Bethel votes for the School and Town Budgets separately, and has on several occasions passed only one of the two. Bethel First Selectmen Matt Knickerbocker said that this causes tremendous issues as the two budgets are intertwined. "Please vote yes/yes or no/no" he requested during a recent talk with local business people at The Bethel Chamber of Commerce.
The school budget accounts for 63% of the combined budget and 46% of the proposed increase, excluding the increase required to pay the obligated debt.
The Town budget accounts for 37% of the combined budget excluding the debt obligation and 54% of the proposed budget increase.
The proposed school budget represents a roughly 3% increase over this year.
Excluding the debt obligation, the proposed Town budget represents a 6.1% increase over this year. This is slightly more than 3 times last year's rate of inflation. The charts below show the proposed changes.
The top 10 proposed line item increases are outlined below, along with each line item.
An Informed Vote Well Cast
The Boards of Selectmen and Finance have crafted the proposed 2019-2020 budget for the Town and for the Schools, which we will be called upon to vote on in early April.
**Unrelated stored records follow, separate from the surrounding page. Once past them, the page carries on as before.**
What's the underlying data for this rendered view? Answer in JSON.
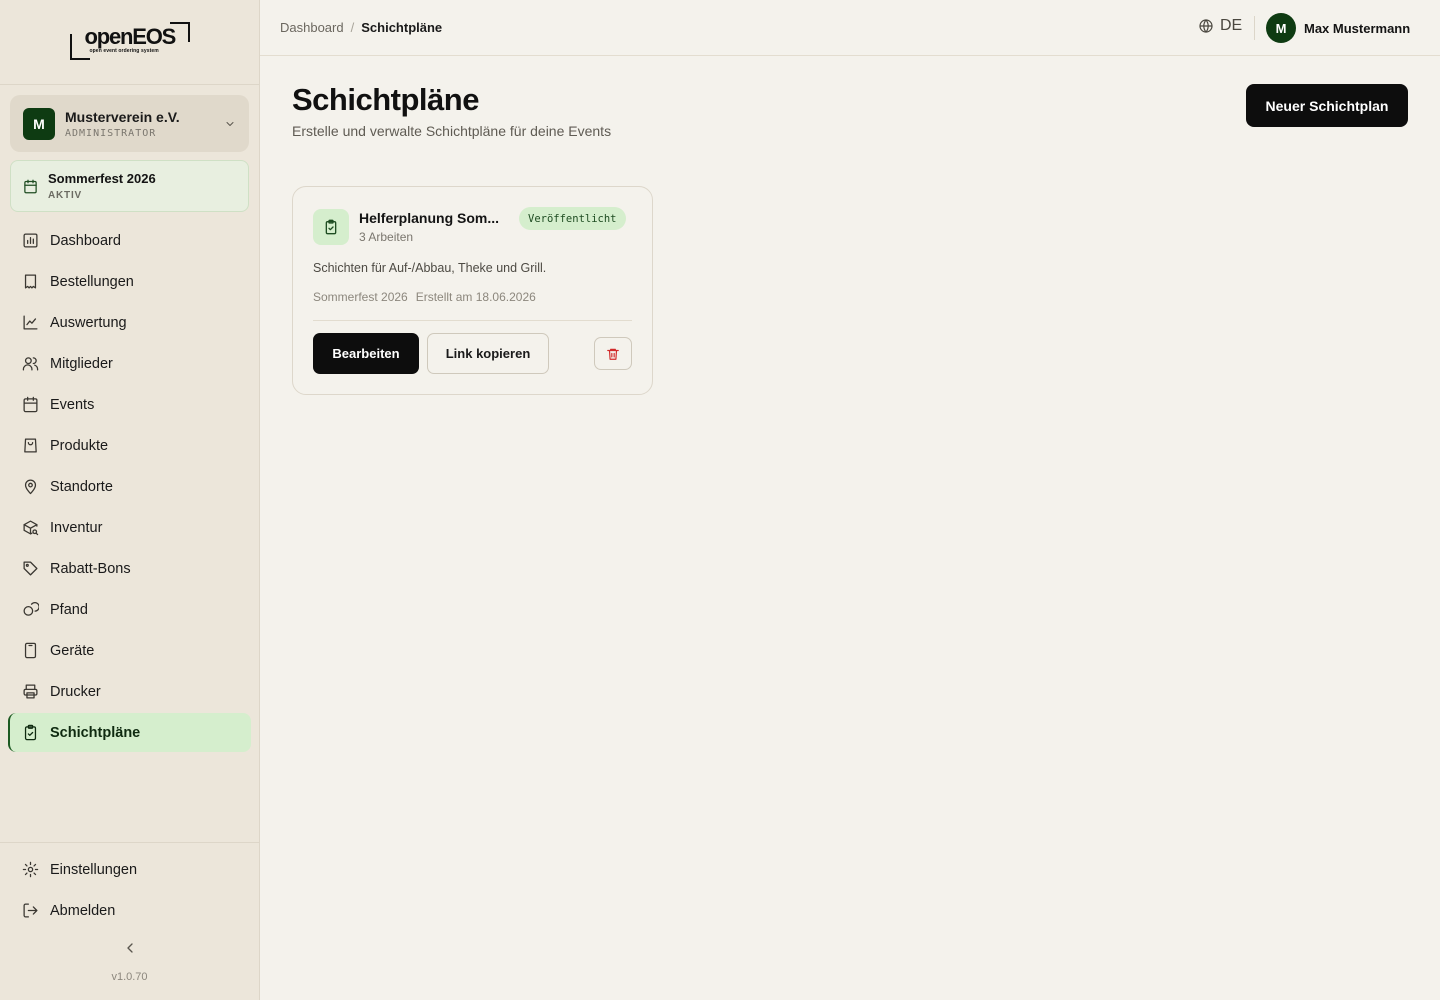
{
  "logo": {
    "wordmark": "openEOS",
    "tagline": "open event ordering system"
  },
  "org": {
    "initial": "M",
    "name": "Musterverein e.V.",
    "role": "ADMINISTRATOR"
  },
  "event": {
    "name": "Sommerfest 2026",
    "status": "AKTIV"
  },
  "nav": {
    "items": [
      {
        "label": "Dashboard",
        "icon": "chart-icon"
      },
      {
        "label": "Bestellungen",
        "icon": "receipt-icon"
      },
      {
        "label": "Auswertung",
        "icon": "trend-icon"
      },
      {
        "label": "Mitglieder",
        "icon": "users-icon"
      },
      {
        "label": "Events",
        "icon": "calendar-icon"
      },
      {
        "label": "Produkte",
        "icon": "shopping-bag-icon"
      },
      {
        "label": "Standorte",
        "icon": "map-pin-icon"
      },
      {
        "label": "Inventur",
        "icon": "package-search-icon"
      },
      {
        "label": "Rabatt-Bons",
        "icon": "tag-icon"
      },
      {
        "label": "Pfand",
        "icon": "coins-icon"
      },
      {
        "label": "Geräte",
        "icon": "tablet-icon"
      },
      {
        "label": "Drucker",
        "icon": "printer-icon"
      },
      {
        "label": "Schichtpläne",
        "icon": "clipboard-check-icon",
        "active": true
      }
    ],
    "settings": "Einstellungen",
    "logout": "Abmelden"
  },
  "version": "v1.0.70",
  "breadcrumb": {
    "parent": "Dashboard",
    "separator": "/",
    "current": "Schichtpläne"
  },
  "language": "DE",
  "user": {
    "initial": "M",
    "name": "Max Mustermann"
  },
  "page": {
    "title": "Schichtpläne",
    "subtitle": "Erstelle und verwalte Schichtpläne für deine Events",
    "new_button": "Neuer Schichtplan"
  },
  "plan": {
    "title": "Helferplanung Som...",
    "count": "3 Arbeiten",
    "status": "Veröffentlicht",
    "description": "Schichten für Auf-/Abbau, Theke und Grill.",
    "event": "Sommerfest 2026",
    "created": "Erstellt am 18.06.2026",
    "edit_label": "Bearbeiten",
    "copy_label": "Link kopieren"
  },
  "colors": {
    "accent": "#0e3b12",
    "active_bg": "#d5eecd",
    "danger": "#d12a2a"
  }
}
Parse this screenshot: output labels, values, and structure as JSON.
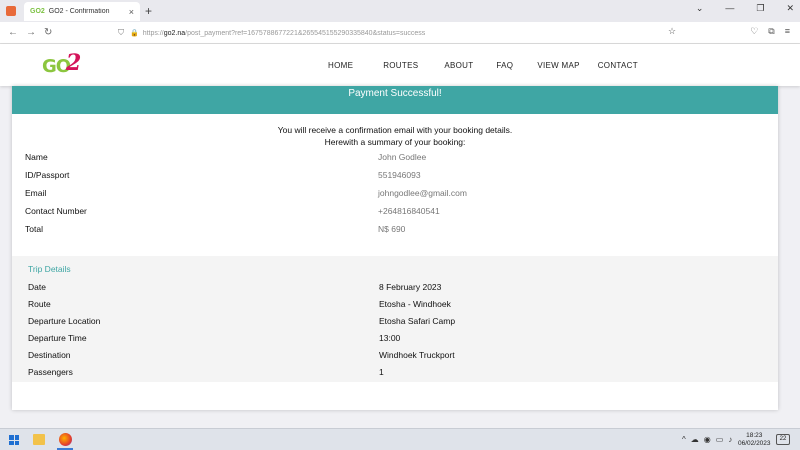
{
  "browser": {
    "tab_title": "GO2 - Confirmation",
    "tab_favicon": "GO2",
    "new_tab": "+",
    "url_prefix": "https://",
    "url_host": "go2.na",
    "url_path": "/post_payment?ref=1675788677221&265545155290335840&status=success",
    "icons": [
      "back-icon",
      "forward-icon",
      "reload-icon",
      "shield-icon",
      "lock-icon",
      "star-icon",
      "pocket-icon",
      "extensions-icon",
      "menu-icon"
    ]
  },
  "site": {
    "logo_text_a": "GO",
    "logo_text_b": "2",
    "colors": {
      "accent": "#3fa6a4",
      "logo_green": "#8cc63f",
      "logo_pink": "#d4145a"
    },
    "menu": [
      "HOME",
      "ROUTES",
      "ABOUT",
      "FAQ",
      "VIEW MAP",
      "CONTACT"
    ]
  },
  "confirmation": {
    "banner": "Payment Successful!",
    "intro_line1": "You will receive a confirmation email with your booking details.",
    "intro_line2": "Herewith a summary of your booking:",
    "summary": [
      {
        "label": "Name",
        "value": "John Godlee"
      },
      {
        "label": "ID/Passport",
        "value": "551946093"
      },
      {
        "label": "Email",
        "value": "johngodlee@gmail.com"
      },
      {
        "label": "Contact Number",
        "value": "+264816840541"
      },
      {
        "label": "Total",
        "value": "N$ 690"
      }
    ]
  },
  "trip": {
    "title": "Trip Details",
    "rows": [
      {
        "label": "Date",
        "value": "8 February 2023"
      },
      {
        "label": "Route",
        "value": "Etosha - Windhoek"
      },
      {
        "label": "Departure Location",
        "value": "Etosha Safari Camp"
      },
      {
        "label": "Departure Time",
        "value": "13:00"
      },
      {
        "label": "Destination",
        "value": "Windhoek Truckport"
      },
      {
        "label": "Passengers",
        "value": "1"
      }
    ]
  },
  "taskbar": {
    "time": "18:23",
    "date": "06/02/2023",
    "notifications": "22"
  }
}
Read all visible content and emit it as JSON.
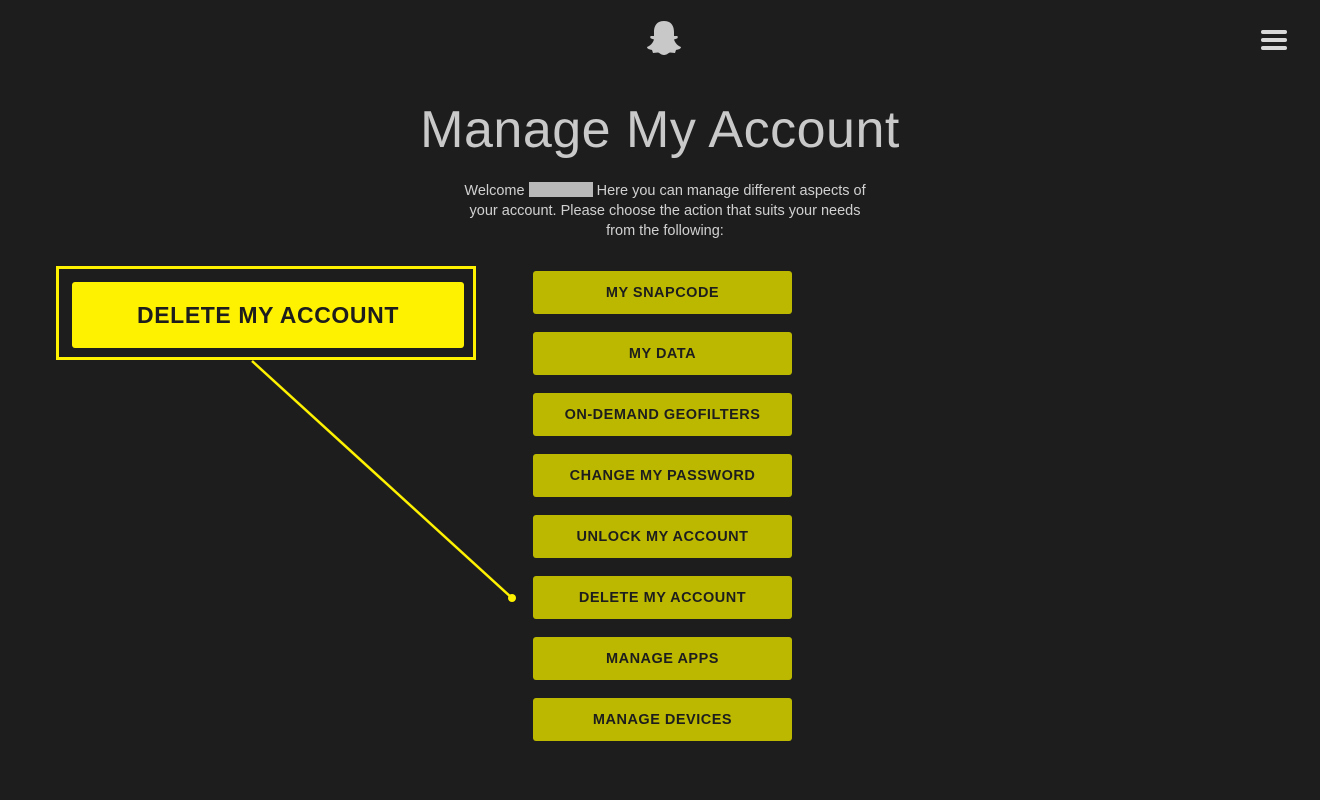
{
  "header": {
    "logo_icon": "snapchat-ghost-icon",
    "menu_icon": "hamburger-menu-icon"
  },
  "main": {
    "title": "Manage My Account",
    "intro_welcome": "Welcome",
    "intro_rest": "Here you can manage different aspects of your account. Please choose the action that suits your needs from the following:",
    "buttons": [
      {
        "label": "MY SNAPCODE"
      },
      {
        "label": "MY DATA"
      },
      {
        "label": "ON-DEMAND GEOFILTERS"
      },
      {
        "label": "CHANGE MY PASSWORD"
      },
      {
        "label": "UNLOCK MY ACCOUNT"
      },
      {
        "label": "DELETE MY ACCOUNT"
      },
      {
        "label": "MANAGE APPS"
      },
      {
        "label": "MANAGE DEVICES"
      }
    ]
  },
  "callout": {
    "label": "DELETE MY ACCOUNT",
    "color": "#fff200"
  },
  "colors": {
    "background": "#1d1d1d",
    "button": "#bcb800",
    "highlight": "#fff200"
  }
}
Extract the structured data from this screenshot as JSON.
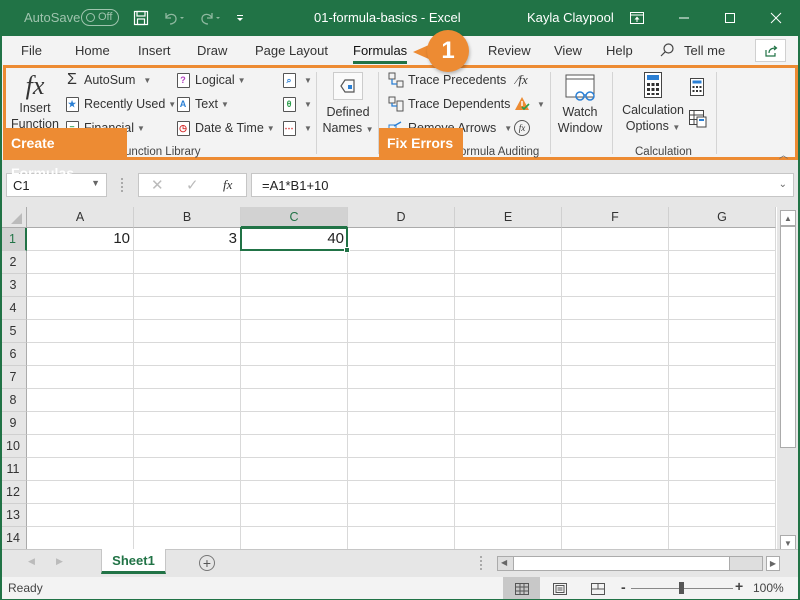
{
  "titlebar": {
    "autosave_label": "AutoSave",
    "autosave_state": "Off",
    "doc_title": "01-formula-basics  -  Excel",
    "user_name": "Kayla Claypool",
    "qat_icons": [
      "save-icon",
      "undo-icon",
      "redo-icon",
      "customize-qat-icon"
    ],
    "window_icons": [
      "ribbon-display-options-icon",
      "minimize-icon",
      "maximize-icon",
      "close-icon"
    ]
  },
  "tabs": [
    {
      "label": "File"
    },
    {
      "label": "Home"
    },
    {
      "label": "Insert"
    },
    {
      "label": "Draw"
    },
    {
      "label": "Page Layout"
    },
    {
      "label": "Formulas",
      "active": true
    },
    {
      "label": "Review"
    },
    {
      "label": "View"
    },
    {
      "label": "Help"
    },
    {
      "label": "Tell me"
    }
  ],
  "callout": {
    "number": "1",
    "color": "#ed8b33"
  },
  "ribbon": {
    "function_library": {
      "group_label": "Function Library",
      "insert_function": {
        "line1": "Insert",
        "line2": "Function",
        "icon": "fx-icon"
      },
      "autosum": "AutoSum",
      "recently_used": "Recently Used",
      "financial": "Financial",
      "logical": "Logical",
      "text": "Text",
      "date_time": "Date & Time",
      "lookup_icon": "lookup-reference-icon",
      "math_icon": "math-trig-icon",
      "more_icon": "more-functions-icon"
    },
    "defined_names": {
      "line1": "Defined",
      "line2": "Names"
    },
    "formula_auditing": {
      "group_label": "Formula Auditing",
      "trace_precedents": "Trace Precedents",
      "trace_dependents": "Trace Dependents",
      "remove_arrows": "Remove Arrows",
      "watch_window": {
        "line1": "Watch",
        "line2": "Window"
      }
    },
    "calculation": {
      "group_label": "Calculation",
      "options": {
        "line1": "Calculation",
        "line2": "Options"
      }
    },
    "overlay_labels": {
      "create_formulas": "Create Formulas",
      "fix_errors": "Fix Errors"
    }
  },
  "formula_bar": {
    "name_box": "C1",
    "formula": "=A1*B1+10",
    "fx_label": "fx"
  },
  "grid": {
    "columns": [
      "A",
      "B",
      "C",
      "D",
      "E",
      "F",
      "G"
    ],
    "selected_column": "C",
    "rows": [
      "1",
      "2",
      "3",
      "4",
      "5",
      "6",
      "7",
      "8",
      "9",
      "10",
      "11",
      "12",
      "13",
      "14"
    ],
    "selected_row": "1",
    "cells": {
      "A1": "10",
      "B1": "3",
      "C1": "40"
    },
    "active_cell": "C1"
  },
  "sheets": [
    {
      "name": "Sheet1",
      "active": true
    }
  ],
  "status": {
    "ready": "Ready",
    "zoom": "100%",
    "zoom_minus": "-",
    "zoom_plus": "+"
  },
  "colors": {
    "excel_green": "#217346",
    "highlight_orange": "#ed8b33"
  }
}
There are many questions that should be asked and answered about this budget. Roughly one third of the increase is in debt service, an obligation our Town approved when we authorized the much needed capital improvements, whose bill has now come due and employee benefits which are mandated by contracts, almost all of which are already in place.
The remaining increases represent a 4% increase over last year, roughly twice the rate of inflation for last year.
We recognize the need to increase many expense lines, either to maintain existing services or make needed improvements, and appreciate the effort put into crafting this document. Yet we also recognize that a 3.94% tax revenue increase, 107% more than inflation, is going to be very hard for many in our Town to absorb.
What we hope for is an informed discussion about the budget and that our Town can come together to find solutions to limit this and future tax growth while maintaining services.
We urge our readers to come to the meeting on March 19 to learn about this proposed budget and to then come out and vote in April.
Correction: We try to be as accurate as possible but sometimes errors do happen. An earlier print version of this editorial incorrectly referred to a 2.94% tax revenue increase. The increase is actually 3.94%. We apologize for any confusion this may have caused.